The Rayleigh criterion states that two point sources are just resolvable if the central diffraction maximum of one coincides with the first dark fringe of the other. For a circular aperture of diameter D, the minimum resolvable angular separation is θ ≈ 1.22 λ/D. This fundamental limit applies to all optical instruments.
From your study of single-aperture diffraction, you know that a circular opening doesn't produce a point image of a point source — it produces a circular Airy disk, a bright central maximum surrounded by alternating dark and bright rings. Every lens, mirror, or aperture in an optical system does this. When two nearby point sources are imaged through the same aperture, each produces its own Airy disk on the detector. If the sources are far apart, the two Airy disks are clearly separated and easily resolved. As they move closer together, the disks begin to overlap. The question becomes: at what point does the combined intensity pattern stop showing two distinct peaks and blur into one?

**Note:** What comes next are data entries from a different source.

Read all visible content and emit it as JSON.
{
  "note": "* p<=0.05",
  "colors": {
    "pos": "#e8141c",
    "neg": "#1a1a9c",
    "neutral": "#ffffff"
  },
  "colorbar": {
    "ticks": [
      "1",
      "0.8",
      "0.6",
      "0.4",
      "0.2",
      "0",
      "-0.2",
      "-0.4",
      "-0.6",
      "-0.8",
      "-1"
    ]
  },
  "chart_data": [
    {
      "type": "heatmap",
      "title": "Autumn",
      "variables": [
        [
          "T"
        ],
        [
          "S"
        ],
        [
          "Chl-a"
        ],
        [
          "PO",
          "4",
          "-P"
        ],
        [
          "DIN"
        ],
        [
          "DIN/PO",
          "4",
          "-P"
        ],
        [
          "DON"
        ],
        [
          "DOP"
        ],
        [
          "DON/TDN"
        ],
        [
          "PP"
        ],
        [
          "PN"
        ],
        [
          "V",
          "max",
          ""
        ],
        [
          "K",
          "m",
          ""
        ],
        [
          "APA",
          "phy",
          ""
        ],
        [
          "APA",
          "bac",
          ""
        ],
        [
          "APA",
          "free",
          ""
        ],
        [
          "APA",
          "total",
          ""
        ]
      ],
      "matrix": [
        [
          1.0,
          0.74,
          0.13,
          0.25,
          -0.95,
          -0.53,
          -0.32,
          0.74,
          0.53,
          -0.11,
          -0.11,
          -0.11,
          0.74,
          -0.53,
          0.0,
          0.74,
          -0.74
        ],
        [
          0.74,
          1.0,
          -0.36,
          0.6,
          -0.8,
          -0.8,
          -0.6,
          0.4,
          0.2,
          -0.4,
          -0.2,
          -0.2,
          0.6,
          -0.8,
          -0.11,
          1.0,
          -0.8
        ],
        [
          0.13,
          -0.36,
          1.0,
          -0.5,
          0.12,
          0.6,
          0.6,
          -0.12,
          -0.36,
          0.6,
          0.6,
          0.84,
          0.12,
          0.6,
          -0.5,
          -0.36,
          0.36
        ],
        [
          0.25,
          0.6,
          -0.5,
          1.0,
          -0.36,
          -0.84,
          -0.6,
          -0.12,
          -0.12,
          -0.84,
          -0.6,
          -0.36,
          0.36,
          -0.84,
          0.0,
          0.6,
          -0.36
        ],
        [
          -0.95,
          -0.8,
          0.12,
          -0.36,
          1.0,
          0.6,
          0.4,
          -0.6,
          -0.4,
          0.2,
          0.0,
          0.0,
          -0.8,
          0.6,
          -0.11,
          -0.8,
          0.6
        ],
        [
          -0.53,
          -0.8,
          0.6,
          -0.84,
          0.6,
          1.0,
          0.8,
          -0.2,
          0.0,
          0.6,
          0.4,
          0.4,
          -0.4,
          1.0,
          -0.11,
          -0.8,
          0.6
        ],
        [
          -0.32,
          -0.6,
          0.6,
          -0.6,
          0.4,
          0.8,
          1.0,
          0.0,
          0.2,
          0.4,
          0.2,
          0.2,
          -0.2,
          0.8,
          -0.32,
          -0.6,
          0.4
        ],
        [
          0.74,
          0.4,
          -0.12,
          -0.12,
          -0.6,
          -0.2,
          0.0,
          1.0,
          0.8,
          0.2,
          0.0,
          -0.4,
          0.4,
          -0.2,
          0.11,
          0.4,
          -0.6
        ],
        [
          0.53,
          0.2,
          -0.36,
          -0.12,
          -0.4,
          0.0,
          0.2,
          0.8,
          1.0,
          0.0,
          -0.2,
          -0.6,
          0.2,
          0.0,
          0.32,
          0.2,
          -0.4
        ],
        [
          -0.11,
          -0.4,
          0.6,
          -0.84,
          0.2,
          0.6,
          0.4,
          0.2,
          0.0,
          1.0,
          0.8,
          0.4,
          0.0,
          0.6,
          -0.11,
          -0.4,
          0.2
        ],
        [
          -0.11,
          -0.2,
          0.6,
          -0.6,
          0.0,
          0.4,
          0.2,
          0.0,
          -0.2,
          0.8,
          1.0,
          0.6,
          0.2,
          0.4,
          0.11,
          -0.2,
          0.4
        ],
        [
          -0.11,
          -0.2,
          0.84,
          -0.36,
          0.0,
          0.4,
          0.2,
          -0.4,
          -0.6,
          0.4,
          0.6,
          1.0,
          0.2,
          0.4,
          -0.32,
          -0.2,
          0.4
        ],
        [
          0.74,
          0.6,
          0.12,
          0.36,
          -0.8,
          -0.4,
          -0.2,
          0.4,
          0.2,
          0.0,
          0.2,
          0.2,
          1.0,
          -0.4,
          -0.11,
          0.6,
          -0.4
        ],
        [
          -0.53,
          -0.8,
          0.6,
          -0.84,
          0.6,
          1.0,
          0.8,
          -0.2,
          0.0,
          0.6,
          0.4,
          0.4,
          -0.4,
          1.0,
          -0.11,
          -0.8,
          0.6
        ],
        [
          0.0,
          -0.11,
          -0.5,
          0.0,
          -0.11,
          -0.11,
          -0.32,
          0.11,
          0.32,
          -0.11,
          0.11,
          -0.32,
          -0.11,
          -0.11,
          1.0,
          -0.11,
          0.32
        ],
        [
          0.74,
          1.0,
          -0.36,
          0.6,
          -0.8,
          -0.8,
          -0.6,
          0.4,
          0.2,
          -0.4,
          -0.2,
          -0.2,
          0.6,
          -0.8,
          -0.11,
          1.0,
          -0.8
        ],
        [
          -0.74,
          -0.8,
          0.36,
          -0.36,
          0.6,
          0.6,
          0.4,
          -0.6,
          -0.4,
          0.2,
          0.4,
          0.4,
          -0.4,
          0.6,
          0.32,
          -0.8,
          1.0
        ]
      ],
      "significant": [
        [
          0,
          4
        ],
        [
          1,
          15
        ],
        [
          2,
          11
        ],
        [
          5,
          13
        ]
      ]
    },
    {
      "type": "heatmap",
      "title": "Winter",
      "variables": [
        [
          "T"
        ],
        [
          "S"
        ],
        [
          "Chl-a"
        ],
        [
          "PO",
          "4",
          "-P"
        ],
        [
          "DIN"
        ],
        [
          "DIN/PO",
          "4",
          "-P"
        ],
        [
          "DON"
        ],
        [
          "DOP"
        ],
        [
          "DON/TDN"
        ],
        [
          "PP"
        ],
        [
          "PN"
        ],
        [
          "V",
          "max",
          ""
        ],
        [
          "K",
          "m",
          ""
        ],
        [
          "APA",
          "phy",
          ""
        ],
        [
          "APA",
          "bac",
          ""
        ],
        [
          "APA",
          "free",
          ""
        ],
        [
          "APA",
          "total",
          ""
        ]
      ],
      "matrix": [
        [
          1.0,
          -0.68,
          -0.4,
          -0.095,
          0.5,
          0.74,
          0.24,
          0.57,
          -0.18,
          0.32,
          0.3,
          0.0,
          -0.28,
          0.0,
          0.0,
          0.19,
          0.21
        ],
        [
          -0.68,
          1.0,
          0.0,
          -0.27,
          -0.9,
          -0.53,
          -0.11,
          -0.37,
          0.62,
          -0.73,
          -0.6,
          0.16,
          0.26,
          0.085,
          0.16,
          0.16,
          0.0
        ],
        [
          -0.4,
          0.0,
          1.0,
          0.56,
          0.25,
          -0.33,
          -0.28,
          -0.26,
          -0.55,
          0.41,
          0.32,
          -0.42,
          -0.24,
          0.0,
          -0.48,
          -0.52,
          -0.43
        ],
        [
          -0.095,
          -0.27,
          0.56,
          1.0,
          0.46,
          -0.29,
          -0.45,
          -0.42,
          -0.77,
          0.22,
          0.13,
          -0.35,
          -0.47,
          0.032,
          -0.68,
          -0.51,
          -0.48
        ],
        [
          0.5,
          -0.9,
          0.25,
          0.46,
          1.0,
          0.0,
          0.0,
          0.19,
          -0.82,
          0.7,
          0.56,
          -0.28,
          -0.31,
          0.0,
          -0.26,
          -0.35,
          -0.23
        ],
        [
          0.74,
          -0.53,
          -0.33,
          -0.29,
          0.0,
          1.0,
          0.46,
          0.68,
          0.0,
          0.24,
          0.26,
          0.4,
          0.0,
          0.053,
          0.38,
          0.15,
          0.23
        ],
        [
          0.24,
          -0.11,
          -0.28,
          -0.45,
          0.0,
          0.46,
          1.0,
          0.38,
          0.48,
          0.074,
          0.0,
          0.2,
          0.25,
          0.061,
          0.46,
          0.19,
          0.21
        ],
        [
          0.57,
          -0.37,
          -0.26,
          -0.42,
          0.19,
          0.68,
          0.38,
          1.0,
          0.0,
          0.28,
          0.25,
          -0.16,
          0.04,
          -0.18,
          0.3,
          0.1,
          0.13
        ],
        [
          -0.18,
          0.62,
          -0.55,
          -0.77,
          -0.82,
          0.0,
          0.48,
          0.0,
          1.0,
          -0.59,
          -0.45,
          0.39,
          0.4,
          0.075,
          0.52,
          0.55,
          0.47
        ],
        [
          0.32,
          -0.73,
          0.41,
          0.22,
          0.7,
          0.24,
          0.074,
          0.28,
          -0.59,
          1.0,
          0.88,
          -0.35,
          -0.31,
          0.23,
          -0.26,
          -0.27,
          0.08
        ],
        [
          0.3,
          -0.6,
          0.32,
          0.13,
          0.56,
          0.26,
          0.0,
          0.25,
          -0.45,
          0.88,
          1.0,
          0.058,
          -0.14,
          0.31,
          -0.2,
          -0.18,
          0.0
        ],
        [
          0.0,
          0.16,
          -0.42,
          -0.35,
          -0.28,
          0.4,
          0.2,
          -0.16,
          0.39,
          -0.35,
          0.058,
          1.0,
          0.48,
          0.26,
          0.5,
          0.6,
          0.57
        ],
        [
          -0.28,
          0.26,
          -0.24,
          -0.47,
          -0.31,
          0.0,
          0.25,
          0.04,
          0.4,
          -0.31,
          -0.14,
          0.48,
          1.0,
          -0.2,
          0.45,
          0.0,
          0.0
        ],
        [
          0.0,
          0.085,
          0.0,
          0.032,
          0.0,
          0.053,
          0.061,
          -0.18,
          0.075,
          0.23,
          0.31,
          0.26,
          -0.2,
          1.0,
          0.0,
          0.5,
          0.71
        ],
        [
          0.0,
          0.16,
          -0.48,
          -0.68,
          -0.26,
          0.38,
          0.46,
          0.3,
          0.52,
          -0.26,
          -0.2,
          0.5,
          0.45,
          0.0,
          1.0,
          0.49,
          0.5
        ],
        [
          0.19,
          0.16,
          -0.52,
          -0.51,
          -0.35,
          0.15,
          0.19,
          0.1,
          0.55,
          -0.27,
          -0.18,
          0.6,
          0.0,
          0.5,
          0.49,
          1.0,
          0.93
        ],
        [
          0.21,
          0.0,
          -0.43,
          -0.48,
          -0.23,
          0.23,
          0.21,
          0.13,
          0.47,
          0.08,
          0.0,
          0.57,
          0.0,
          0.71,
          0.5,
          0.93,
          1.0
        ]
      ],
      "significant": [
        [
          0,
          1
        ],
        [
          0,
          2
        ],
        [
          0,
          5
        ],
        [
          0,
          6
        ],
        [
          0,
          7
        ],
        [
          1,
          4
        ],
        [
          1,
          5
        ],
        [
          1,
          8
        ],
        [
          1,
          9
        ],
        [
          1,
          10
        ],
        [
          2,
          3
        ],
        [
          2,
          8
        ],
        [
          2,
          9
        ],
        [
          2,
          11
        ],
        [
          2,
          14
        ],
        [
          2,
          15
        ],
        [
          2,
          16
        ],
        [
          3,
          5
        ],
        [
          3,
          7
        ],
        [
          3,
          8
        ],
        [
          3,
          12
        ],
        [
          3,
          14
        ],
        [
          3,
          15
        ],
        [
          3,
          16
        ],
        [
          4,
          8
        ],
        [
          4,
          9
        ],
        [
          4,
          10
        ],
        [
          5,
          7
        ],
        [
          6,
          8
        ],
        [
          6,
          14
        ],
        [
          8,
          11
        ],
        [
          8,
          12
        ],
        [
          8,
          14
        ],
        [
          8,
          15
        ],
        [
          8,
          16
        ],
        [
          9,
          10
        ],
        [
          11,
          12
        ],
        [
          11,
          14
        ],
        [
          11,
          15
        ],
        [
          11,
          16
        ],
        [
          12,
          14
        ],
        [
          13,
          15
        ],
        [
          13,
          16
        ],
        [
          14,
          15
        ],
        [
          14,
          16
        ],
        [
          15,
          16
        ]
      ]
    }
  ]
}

The Rayleigh criterion provides a practical, widely-adopted answer: two sources are just resolvable when the central maximum of one Airy disk falls exactly on the first minimum (dark ring) of the other. At this separation, a small but visible dip appears between the two intensity peaks — a trained observer can still tell there are two sources, but just barely. For a circular aperture of diameter D, the angle at which this occurs is θ ≈ 1.22 λ/D. The factor of 1.22 comes from the mathematics of diffraction through a circular aperture (specifically from the first zero of the Bessel function J₁). For a slit rather than a circle, the equivalent formula is θ ≈ λ/D without the 1.22.
The formula θ ≈ 1.22 λ/D contains a complete design recipe: to resolve finer angular detail, either use shorter wavelength light or use a larger aperture. This explains why radio telescopes must be enormous — radio waves have wavelengths thousands of times longer than visible light, so the aperture must be proportionally larger to achieve comparable resolution. It explains why the Hubble Space Telescope works in space (no atmospheric blurring, diffraction-limited by its mirror diameter) and why electron microscopes can resolve atomic structures (electron de Broglie wavelengths are far shorter than visible light). In medical imaging, the same principle governs ultrasound resolution: higher-frequency ultrasound has shorter wavelengths and thus finer resolution, but shorter wavelengths are also absorbed more quickly, limiting penetration depth.
The diffraction limit is not a limitation of instrument quality — it is a fundamental physical limit imposed by wave optics. A perfect, aberration-free lens still cannot beat the Rayleigh criterion. The only ways around it are to use shorter wavelengths (UV microscopy, X-ray crystallography) or to use interference-based techniques like aperture synthesis in radio astronomy, where many small telescopes are combined to simulate a single large aperture, or super-resolution microscopy in biology, which exploits molecular properties rather than aperture physics to localize sources more precisely than λ/D.